As the Cockney Rejects sang in 1986:
"I'm forever blowing bubbles,
Pretty bubbles in the air.
I'm dreaming dreams, I'm scheming schemes…”
This is how Wikipedia defines market bubbles:
“A stock market bubble is a type of economic bubble taking place in stock markets when market participants drive stock prices above their value in relation to some system of stock valuation, Behavioral finance theory attributes stock market bubbles to cognitive biases that lead to groupthink and herd behavior.”
The key phrase here is “drive stock prices above their value in relation to some system...” — and that’s the rub. Since 2017, all the old rules need not apply. Everything has changed.
"Since 2017, all the old rules need not apply.

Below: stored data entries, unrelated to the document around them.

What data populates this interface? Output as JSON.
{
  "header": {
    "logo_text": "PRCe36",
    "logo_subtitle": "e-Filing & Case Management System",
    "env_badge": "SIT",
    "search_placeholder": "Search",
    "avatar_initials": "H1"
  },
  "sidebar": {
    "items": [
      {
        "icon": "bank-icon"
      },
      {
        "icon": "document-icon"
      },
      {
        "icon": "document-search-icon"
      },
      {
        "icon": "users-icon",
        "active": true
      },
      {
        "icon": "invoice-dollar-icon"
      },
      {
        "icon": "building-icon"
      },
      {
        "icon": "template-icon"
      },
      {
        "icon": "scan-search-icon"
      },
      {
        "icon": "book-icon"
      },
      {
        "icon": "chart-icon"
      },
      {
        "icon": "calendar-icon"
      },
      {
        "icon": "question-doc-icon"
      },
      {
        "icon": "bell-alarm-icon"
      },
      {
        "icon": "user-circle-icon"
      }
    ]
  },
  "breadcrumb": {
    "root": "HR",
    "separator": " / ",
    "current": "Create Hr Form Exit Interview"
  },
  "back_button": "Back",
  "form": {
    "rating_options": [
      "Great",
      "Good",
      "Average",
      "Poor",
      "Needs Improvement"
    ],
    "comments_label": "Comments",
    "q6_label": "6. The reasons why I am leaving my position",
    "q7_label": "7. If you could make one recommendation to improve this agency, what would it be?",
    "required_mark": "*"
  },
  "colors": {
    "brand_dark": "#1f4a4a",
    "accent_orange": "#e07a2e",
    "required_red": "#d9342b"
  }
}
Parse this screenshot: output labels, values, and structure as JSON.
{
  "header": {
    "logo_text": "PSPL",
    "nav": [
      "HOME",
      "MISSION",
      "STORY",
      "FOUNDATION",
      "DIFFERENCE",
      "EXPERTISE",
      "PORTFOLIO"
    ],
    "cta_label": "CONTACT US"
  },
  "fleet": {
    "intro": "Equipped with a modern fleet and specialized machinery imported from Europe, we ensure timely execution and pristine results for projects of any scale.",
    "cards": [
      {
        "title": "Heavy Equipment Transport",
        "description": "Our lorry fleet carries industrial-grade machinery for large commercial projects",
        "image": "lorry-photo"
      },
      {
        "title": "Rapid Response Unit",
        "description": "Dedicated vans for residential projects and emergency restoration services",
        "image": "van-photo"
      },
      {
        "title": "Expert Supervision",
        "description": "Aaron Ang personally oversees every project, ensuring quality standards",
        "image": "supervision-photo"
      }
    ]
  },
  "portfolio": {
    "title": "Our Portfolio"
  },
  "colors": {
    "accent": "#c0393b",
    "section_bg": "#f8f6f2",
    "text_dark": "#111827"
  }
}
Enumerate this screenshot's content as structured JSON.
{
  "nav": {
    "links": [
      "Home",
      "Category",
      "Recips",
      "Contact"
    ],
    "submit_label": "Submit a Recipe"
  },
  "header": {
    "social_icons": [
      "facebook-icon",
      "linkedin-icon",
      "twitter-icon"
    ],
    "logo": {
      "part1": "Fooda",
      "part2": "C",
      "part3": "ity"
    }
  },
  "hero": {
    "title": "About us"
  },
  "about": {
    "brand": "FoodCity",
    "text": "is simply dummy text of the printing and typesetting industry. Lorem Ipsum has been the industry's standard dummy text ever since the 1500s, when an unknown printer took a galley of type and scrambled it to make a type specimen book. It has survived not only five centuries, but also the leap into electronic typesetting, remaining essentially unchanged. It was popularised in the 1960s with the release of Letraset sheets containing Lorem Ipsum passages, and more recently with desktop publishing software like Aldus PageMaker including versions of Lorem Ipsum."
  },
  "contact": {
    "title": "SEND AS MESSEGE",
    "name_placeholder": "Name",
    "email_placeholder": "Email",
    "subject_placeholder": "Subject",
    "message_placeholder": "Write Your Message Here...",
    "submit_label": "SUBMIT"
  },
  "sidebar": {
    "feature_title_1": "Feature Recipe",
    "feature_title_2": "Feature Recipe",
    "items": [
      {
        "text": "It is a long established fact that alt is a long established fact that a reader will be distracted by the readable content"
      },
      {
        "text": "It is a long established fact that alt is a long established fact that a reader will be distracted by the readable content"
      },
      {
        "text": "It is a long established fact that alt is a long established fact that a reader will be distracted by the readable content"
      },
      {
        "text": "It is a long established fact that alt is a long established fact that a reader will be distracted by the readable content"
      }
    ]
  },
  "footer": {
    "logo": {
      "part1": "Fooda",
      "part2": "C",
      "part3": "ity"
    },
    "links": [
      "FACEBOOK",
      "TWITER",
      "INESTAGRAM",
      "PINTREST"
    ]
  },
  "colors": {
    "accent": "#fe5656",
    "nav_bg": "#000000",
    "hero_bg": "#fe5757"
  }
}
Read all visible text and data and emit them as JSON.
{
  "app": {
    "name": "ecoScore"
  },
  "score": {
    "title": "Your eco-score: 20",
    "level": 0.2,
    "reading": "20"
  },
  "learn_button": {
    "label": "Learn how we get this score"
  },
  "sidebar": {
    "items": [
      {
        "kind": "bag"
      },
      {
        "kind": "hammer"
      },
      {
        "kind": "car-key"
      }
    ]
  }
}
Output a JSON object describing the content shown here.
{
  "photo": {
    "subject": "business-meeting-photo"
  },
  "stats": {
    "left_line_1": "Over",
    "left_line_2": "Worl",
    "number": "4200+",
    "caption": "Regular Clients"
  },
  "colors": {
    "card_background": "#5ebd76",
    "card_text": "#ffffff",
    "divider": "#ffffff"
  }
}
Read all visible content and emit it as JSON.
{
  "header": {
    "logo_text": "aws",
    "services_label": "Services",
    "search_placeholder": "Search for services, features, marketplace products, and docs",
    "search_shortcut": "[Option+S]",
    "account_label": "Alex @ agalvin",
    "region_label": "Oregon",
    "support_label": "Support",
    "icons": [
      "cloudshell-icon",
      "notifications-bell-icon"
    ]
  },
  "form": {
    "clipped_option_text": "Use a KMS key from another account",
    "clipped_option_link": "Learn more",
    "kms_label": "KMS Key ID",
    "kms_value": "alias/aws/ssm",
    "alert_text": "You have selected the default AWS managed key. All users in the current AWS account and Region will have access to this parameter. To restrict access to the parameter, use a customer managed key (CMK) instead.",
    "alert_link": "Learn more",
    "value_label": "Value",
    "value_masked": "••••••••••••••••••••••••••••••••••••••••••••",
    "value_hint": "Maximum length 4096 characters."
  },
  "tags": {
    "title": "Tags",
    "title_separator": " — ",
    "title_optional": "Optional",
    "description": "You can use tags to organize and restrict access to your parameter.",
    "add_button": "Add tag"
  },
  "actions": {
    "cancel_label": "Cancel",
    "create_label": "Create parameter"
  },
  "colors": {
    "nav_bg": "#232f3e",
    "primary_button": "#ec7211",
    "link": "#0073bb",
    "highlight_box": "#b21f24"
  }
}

Everything has changed."
The call for a bubble by economists, talking heads, analysts and the plethora of assorted traders and investors has just been WRONG! All except of course, the pandemic, which turned out to potentially be the buy opportunity of the decade.
So, what are some of the bubbles we are hearing about that keep so many worried and underinvested?
In no particular order, one bubble floating about is the Reddit Traders and how they are too hungry for payoffs, thereby driving up valuations well beyond even the typical “irrational exuberance.” GameStop [GME], the topic of last week’s article, soared 1,625% before falling back to a more sensible price level.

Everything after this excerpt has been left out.